‘A relationship with the world that provides freedom to actually look at things’

“Most people go to films to get some kind of hit, some kind of overwhelming experience, whether it’s like an amusement park ride or an ideological, informational hit that gives you a critical insight into an issue or an idea. But for those few people who feel they need a reprieve occasionally, who want to cleanse the palate a bit, whether for spiritual or physiological reasons, these films seem to be somewhat effective.

I’ve never felt that my films are very important in terms of the History of Cinema. They offer a little detour from such grand concepts. They appeal primarily to people who enjoy looking at nature, or who enjoy having a moment to study something that’s not fraught with information. The experience of my films is a little like daydreaming. It’s about taking the time to just sit down and look at things, which I don’t think is a very Western preoccupation. A lot of influences on me when I was younger were more Eastern. They suggested a contemplative way of looking – whether at painting, sculpture, architecture, or just a landscape – where the more time you spend actually looking at things, the more they reveal themselves in ways that you don’t expect.
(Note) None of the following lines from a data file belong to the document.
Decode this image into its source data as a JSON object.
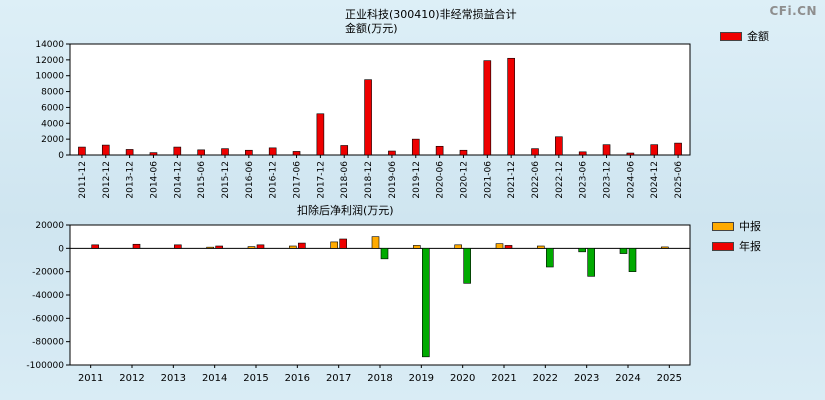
{
  "watermark": "CFi.CN",
  "chart_data": [
    {
      "type": "bar",
      "title": "正业科技(300410)非经常损益合计 金额(万元)",
      "title_lines": [
        "正业科技(300410)非经常损益合计",
        "金额(万元)"
      ],
      "categories": [
        "2011-12",
        "2012-12",
        "2013-12",
        "2014-06",
        "2014-12",
        "2015-06",
        "2015-12",
        "2016-06",
        "2016-12",
        "2017-06",
        "2017-12",
        "2018-06",
        "2018-12",
        "2019-06",
        "2019-12",
        "2020-06",
        "2020-12",
        "2021-06",
        "2021-12",
        "2022-06",
        "2022-12",
        "2023-06",
        "2023-12",
        "2024-06",
        "2024-12",
        "2025-06"
      ],
      "series": [
        {
          "name": "金额",
          "color": "#ee0000",
          "values": [
            1000,
            1250,
            700,
            300,
            1000,
            650,
            800,
            600,
            900,
            450,
            5200,
            1200,
            9500,
            500,
            2000,
            1100,
            600,
            11900,
            12200,
            800,
            2300,
            400,
            1300,
            250,
            1300,
            1500
          ]
        }
      ],
      "ylabel": "金额(万元)",
      "ylim": [
        0,
        14000
      ],
      "yticks": [
        14000,
        12000,
        10000,
        8000,
        6000,
        4000,
        2000,
        0
      ],
      "negative_color": "#00aa00",
      "legend_position": "top-right",
      "grid": false
    },
    {
      "type": "bar",
      "title": "扣除后净利润(万元)",
      "categories": [
        "2011",
        "2012",
        "2013",
        "2014",
        "2015",
        "2016",
        "2017",
        "2018",
        "2019",
        "2020",
        "2021",
        "2022",
        "2023",
        "2024",
        "2025"
      ],
      "series": [
        {
          "name": "中报",
          "color": "#ffaa00",
          "values": [
            null,
            null,
            null,
            1000,
            1500,
            2000,
            5500,
            10000,
            2500,
            3000,
            4000,
            2000,
            -3000,
            -4500,
            1200
          ]
        },
        {
          "name": "年报",
          "color": "#ee0000",
          "values": [
            3000,
            3500,
            3000,
            2000,
            3000,
            4500,
            8000,
            -9000,
            -93000,
            -30000,
            2500,
            -16000,
            -24000,
            -20000,
            null
          ]
        }
      ],
      "ylabel": "扣除后净利润(万元)",
      "ylim": [
        -100000,
        20000
      ],
      "yticks": [
        20000,
        0,
        -20000,
        -40000,
        -60000,
        -80000,
        -100000
      ],
      "negative_color": "#00aa00",
      "legend_position": "top-right",
      "grid": false
    }
  ]
}
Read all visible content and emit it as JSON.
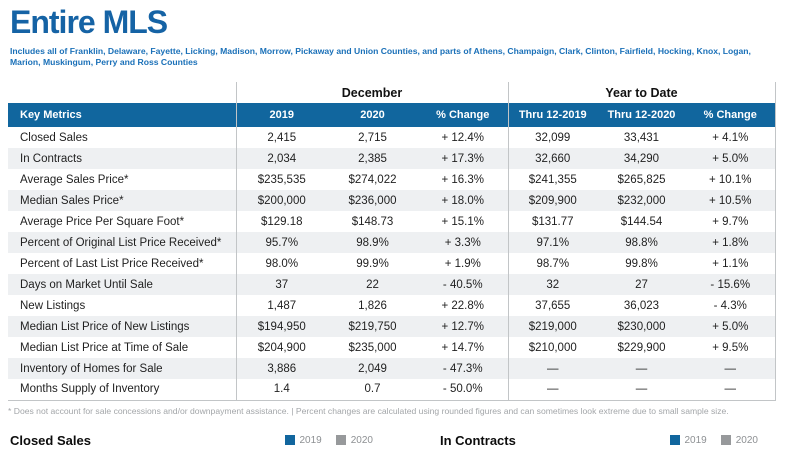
{
  "page": {
    "title": "Entire MLS",
    "subtitle": "Includes all of Franklin, Delaware, Fayette, Licking, Madison, Morrow, Pickaway and Union Counties, and parts of Athens, Champaign, Clark, Clinton, Fairfield, Hocking, Knox, Logan, Marion, Muskingum, Perry and Ross Counties"
  },
  "colors": {
    "title_blue": "#1563a5",
    "subtitle_blue": "#1a70b8",
    "header_blue": "#11669e",
    "row_stripe": "#eef0f2",
    "divider_gray": "#c2c5c7",
    "legend_2019": "#11669e",
    "legend_2020": "#97999b"
  },
  "table": {
    "group_december": "December",
    "group_ytd": "Year to Date",
    "columns": {
      "key_metrics": "Key Metrics",
      "dec_2019": "2019",
      "dec_2020": "2020",
      "dec_change": "% Change",
      "ytd_2019": "Thru 12-2019",
      "ytd_2020": "Thru 12-2020",
      "ytd_change": "% Change"
    },
    "rows": [
      {
        "label": "Closed Sales",
        "dec_2019": "2,415",
        "dec_2020": "2,715",
        "dec_change": "+ 12.4%",
        "ytd_2019": "32,099",
        "ytd_2020": "33,431",
        "ytd_change": "+ 4.1%"
      },
      {
        "label": "In Contracts",
        "dec_2019": "2,034",
        "dec_2020": "2,385",
        "dec_change": "+ 17.3%",
        "ytd_2019": "32,660",
        "ytd_2020": "34,290",
        "ytd_change": "+ 5.0%"
      },
      {
        "label": "Average Sales Price*",
        "dec_2019": "$235,535",
        "dec_2020": "$274,022",
        "dec_change": "+ 16.3%",
        "ytd_2019": "$241,355",
        "ytd_2020": "$265,825",
        "ytd_change": "+ 10.1%"
      },
      {
        "label": "Median Sales Price*",
        "dec_2019": "$200,000",
        "dec_2020": "$236,000",
        "dec_change": "+ 18.0%",
        "ytd_2019": "$209,900",
        "ytd_2020": "$232,000",
        "ytd_change": "+ 10.5%"
      },
      {
        "label": "Average Price Per Square Foot*",
        "dec_2019": "$129.18",
        "dec_2020": "$148.73",
        "dec_change": "+ 15.1%",
        "ytd_2019": "$131.77",
        "ytd_2020": "$144.54",
        "ytd_change": "+ 9.7%"
      },
      {
        "label": "Percent of Original List Price Received*",
        "dec_2019": "95.7%",
        "dec_2020": "98.9%",
        "dec_change": "+ 3.3%",
        "ytd_2019": "97.1%",
        "ytd_2020": "98.8%",
        "ytd_change": "+ 1.8%"
      },
      {
        "label": "Percent of Last List Price Received*",
        "dec_2019": "98.0%",
        "dec_2020": "99.9%",
        "dec_change": "+ 1.9%",
        "ytd_2019": "98.7%",
        "ytd_2020": "99.8%",
        "ytd_change": "+ 1.1%"
      },
      {
        "label": "Days on Market Until Sale",
        "dec_2019": "37",
        "dec_2020": "22",
        "dec_change": "- 40.5%",
        "ytd_2019": "32",
        "ytd_2020": "27",
        "ytd_change": "- 15.6%"
      },
      {
        "label": "New Listings",
        "dec_2019": "1,487",
        "dec_2020": "1,826",
        "dec_change": "+ 22.8%",
        "ytd_2019": "37,655",
        "ytd_2020": "36,023",
        "ytd_change": "- 4.3%"
      },
      {
        "label": "Median List Price of New Listings",
        "dec_2019": "$194,950",
        "dec_2020": "$219,750",
        "dec_change": "+ 12.7%",
        "ytd_2019": "$219,000",
        "ytd_2020": "$230,000",
        "ytd_change": "+ 5.0%"
      },
      {
        "label": "Median List Price at Time of Sale",
        "dec_2019": "$204,900",
        "dec_2020": "$235,000",
        "dec_change": "+ 14.7%",
        "ytd_2019": "$210,000",
        "ytd_2020": "$229,900",
        "ytd_change": "+ 9.5%"
      },
      {
        "label": "Inventory of Homes for Sale",
        "dec_2019": "3,886",
        "dec_2020": "2,049",
        "dec_change": "- 47.3%",
        "ytd_2019": "—",
        "ytd_2020": "—",
        "ytd_change": "—"
      },
      {
        "label": "Months Supply of Inventory",
        "dec_2019": "1.4",
        "dec_2020": "0.7",
        "dec_change": "- 50.0%",
        "ytd_2019": "—",
        "ytd_2020": "—",
        "ytd_change": "—"
      }
    ]
  },
  "footnote": "* Does not account for sale concessions and/or downpayment assistance. | Percent changes are calculated using rounded figures and can sometimes look extreme due to small sample size.",
  "charts": [
    {
      "title": "Closed Sales",
      "legend": [
        {
          "label": "2019",
          "color": "#11669e"
        },
        {
          "label": "2020",
          "color": "#97999b"
        }
      ]
    },
    {
      "title": "In Contracts",
      "legend": [
        {
          "label": "2019",
          "color": "#11669e"
        },
        {
          "label": "2020",
          "color": "#97999b"
        }
      ]
    }
  ]
}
For the most part, people don’t allow themselves the time or the circumstances to get into a relationship with the world that provides freedom to actually look at things. There’s always an overriding design or mission behind their negotiation with life. I think when you have the occasion to step away from agendas – whether it’s through circumstance or out of some kind of emotional necessity – then you’re often struck by the incredible epiphanies of nature. These are often very subtle things, right at the edge of most people’s sensibilities. My films try to record and to offer some of these experiences.”

Source: Peter Hutton: The Filmmaker as Luminist

Peter Hutton’s At Sea was voted #1 of the best 50 avant-garde films made during 2000-2009.

Update 16th July: I have learned that Peter Hutton died on 25th June 2016. I didn’t know him personally but I did correspond with him in 1999 for a screening I organised of two of his films. Of all the work I screened around that time, his was the most influential on me and inspired a lot of the silent footage that went into a film I made a year or so later.